I got a Pandas dataframe which contains a column with pretty long strings (let's say URL_paths) and a list of unique substrings (reference list). For every row in my dataframe, I want to determine the corresponding reference element in my list. Hence, if the URL in a given row is for example abcd1234
, and one of the reference values is cd123
, then I want to add cd123
as reference to my dataframe, to categorize this row/URL.
I got my code working (see example below), but it's pretty slow due to a for loop (I guess) which I can't get rid off. I got the feeling that my code can be much faster, but can't think of a way to improve it.
How can I improve running time?
See working example below:
import string
import secrets
import pandas as pd
import time
from random import randint
n_ref = 100
n_target = 1000000
## Build reference Series, and target dataframe
reference = pd.Series(''.join(secrets.choice(string.ascii_uppercase + string.digits) for _ in range(randint(10, 19)))
for _ in range(n_ref))
target = pd.Series(reference.sample(n = n_target, replace = True)).reset_index().iloc[:,1]
dfTarget = pd.DataFrame({
'target' : target,
'pre-string' : pd.Series(''.join(secrets.choice(string.ascii_uppercase + string.digits)

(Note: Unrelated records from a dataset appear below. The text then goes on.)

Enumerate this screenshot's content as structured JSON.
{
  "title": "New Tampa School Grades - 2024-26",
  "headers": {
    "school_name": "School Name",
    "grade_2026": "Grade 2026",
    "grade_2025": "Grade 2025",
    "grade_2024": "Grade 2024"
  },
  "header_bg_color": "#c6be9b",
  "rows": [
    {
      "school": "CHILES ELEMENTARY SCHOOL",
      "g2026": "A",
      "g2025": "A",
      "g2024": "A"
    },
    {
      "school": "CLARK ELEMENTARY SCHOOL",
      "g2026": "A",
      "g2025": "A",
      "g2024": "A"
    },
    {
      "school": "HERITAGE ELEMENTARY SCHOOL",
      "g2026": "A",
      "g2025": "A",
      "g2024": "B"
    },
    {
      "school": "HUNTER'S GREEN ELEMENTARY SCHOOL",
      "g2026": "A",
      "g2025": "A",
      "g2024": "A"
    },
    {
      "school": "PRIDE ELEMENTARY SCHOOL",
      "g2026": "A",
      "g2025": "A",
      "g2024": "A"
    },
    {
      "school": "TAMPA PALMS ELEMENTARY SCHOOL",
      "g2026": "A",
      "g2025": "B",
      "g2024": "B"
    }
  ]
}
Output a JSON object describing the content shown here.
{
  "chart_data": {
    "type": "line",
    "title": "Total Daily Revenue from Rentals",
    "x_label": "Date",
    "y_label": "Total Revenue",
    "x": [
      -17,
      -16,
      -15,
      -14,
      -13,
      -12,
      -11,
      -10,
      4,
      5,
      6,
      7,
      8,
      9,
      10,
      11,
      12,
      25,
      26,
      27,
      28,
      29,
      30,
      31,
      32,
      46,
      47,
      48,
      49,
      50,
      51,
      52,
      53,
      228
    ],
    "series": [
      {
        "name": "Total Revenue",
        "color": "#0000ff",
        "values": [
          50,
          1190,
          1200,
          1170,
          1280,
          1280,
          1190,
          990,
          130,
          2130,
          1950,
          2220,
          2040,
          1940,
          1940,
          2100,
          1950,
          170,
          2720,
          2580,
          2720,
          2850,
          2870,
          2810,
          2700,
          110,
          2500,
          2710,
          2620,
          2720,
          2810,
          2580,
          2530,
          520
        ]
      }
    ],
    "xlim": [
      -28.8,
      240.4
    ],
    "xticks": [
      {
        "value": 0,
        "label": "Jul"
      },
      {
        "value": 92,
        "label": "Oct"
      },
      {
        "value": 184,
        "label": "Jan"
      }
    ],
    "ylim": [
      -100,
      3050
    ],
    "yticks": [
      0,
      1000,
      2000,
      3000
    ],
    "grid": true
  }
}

for _ in range(randint(1, 10)))
for _ in range(n_target)),
'post-string' : pd.Series(''.join(secrets.choice(string.ascii_uppercase + string.digits)
for _ in range(randint(1, 10)))
for _ in range(n_target)),
'reference' : pd.Series()})
dfTarget['target_combined'] = dfTarget[['pre-string', 'target', 'post-string']].apply(lambda x: ''.join(x), axis=1)
## Fill in reference column
## Loop over references and return reference in reference column
start_time = time.time()
for x in reference:
dfTarget.loc[dfTarget['target_combined'].str.contains(x) == True, 'reference'] = x
print("--- %s seconds ---" % (time.time() - start_time))
Out: 42.60... seconds